The day before Russia’s invasion of Ukraine, oil was trading at about $92 per barrel. On March 8, that price spiked, reaching nearly $124 per barrel, and it was an open question how much higher it would climb.
As it happens, in the days that followed, it didn’t climb. In fact, the price fell again yesterday, dropping to $95 — roughly in line with the figure from a month ago at this time.
It’s tempting to think that as prices start to level off, that would translate into consumers paying less at the pump than they were a couple of weeks ago. Indeed, the White House released a chart yesterday showing gas prices climbing in line with the recent per-barrel spike, but without the relief as the cost of crude oil eases.
In a tweet, President Joe Biden said, “Oil prices are decreasing, gas prices should too. Last time oil was $96 a barrel, gas was $3.62 a gallon. Now it’s $4.31. Oil and gas companies shouldn’t pad their profits at the expense of hardworking Americans.”

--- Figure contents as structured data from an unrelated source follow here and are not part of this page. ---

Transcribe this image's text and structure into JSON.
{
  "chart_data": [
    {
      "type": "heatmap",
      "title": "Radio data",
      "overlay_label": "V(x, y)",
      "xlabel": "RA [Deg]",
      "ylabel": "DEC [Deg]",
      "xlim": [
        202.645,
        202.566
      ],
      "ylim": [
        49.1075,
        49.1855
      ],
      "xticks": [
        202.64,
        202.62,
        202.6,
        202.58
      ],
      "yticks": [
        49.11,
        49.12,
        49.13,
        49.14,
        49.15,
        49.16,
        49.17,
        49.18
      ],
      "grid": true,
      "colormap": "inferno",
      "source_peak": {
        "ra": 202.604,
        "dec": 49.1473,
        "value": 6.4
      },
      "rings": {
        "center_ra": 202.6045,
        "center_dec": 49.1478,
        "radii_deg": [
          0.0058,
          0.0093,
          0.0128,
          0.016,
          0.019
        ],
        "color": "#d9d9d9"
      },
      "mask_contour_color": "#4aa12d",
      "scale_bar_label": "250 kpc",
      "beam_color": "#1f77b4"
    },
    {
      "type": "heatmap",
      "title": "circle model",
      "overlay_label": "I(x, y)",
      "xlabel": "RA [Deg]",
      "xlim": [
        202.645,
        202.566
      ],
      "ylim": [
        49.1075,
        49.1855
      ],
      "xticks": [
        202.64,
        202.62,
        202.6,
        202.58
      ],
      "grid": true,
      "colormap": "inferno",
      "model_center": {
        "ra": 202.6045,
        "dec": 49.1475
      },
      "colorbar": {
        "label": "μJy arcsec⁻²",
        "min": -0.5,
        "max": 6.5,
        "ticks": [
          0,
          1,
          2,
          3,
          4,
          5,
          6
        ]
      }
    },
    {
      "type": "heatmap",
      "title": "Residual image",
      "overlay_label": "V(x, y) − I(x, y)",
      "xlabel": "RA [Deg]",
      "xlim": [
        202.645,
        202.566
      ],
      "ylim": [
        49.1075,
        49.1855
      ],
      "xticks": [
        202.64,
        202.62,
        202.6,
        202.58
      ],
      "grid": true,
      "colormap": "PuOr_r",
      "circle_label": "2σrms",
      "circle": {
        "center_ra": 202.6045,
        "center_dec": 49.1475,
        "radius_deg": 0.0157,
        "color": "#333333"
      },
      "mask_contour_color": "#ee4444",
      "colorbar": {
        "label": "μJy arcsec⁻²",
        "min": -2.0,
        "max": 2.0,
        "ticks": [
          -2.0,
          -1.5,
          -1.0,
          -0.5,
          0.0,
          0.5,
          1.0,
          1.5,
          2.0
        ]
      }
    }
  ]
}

He’s not the only one thinking along these lines. Politico reported yesterday:
Senate Majority Leader Chuck Schumer said Wednesday his chamber would call big oil and gas executives to testify. He wants to know why the companies are enabling greater corporate stock buybacks rather than taking steps to cut the price of gas at the pump.
The New York Democrat told reporters, in reference to increased stock buybacks, “It is outrageous to me. It’s one of the disturbing signs of American capitalism.”
He added, “The CEOs of large oil and gas companies should be advised they’ll have to provide answers before the Senate very soon.”
To be sure, the broader dynamic isn’t too surprising. There’s an expression that’s existed for years in the world of energy and finance: “Up like a rocket, down like a feather.” The idea is, gas prices are notoriously quick to climb, but the descent is vastly slower and more gradual.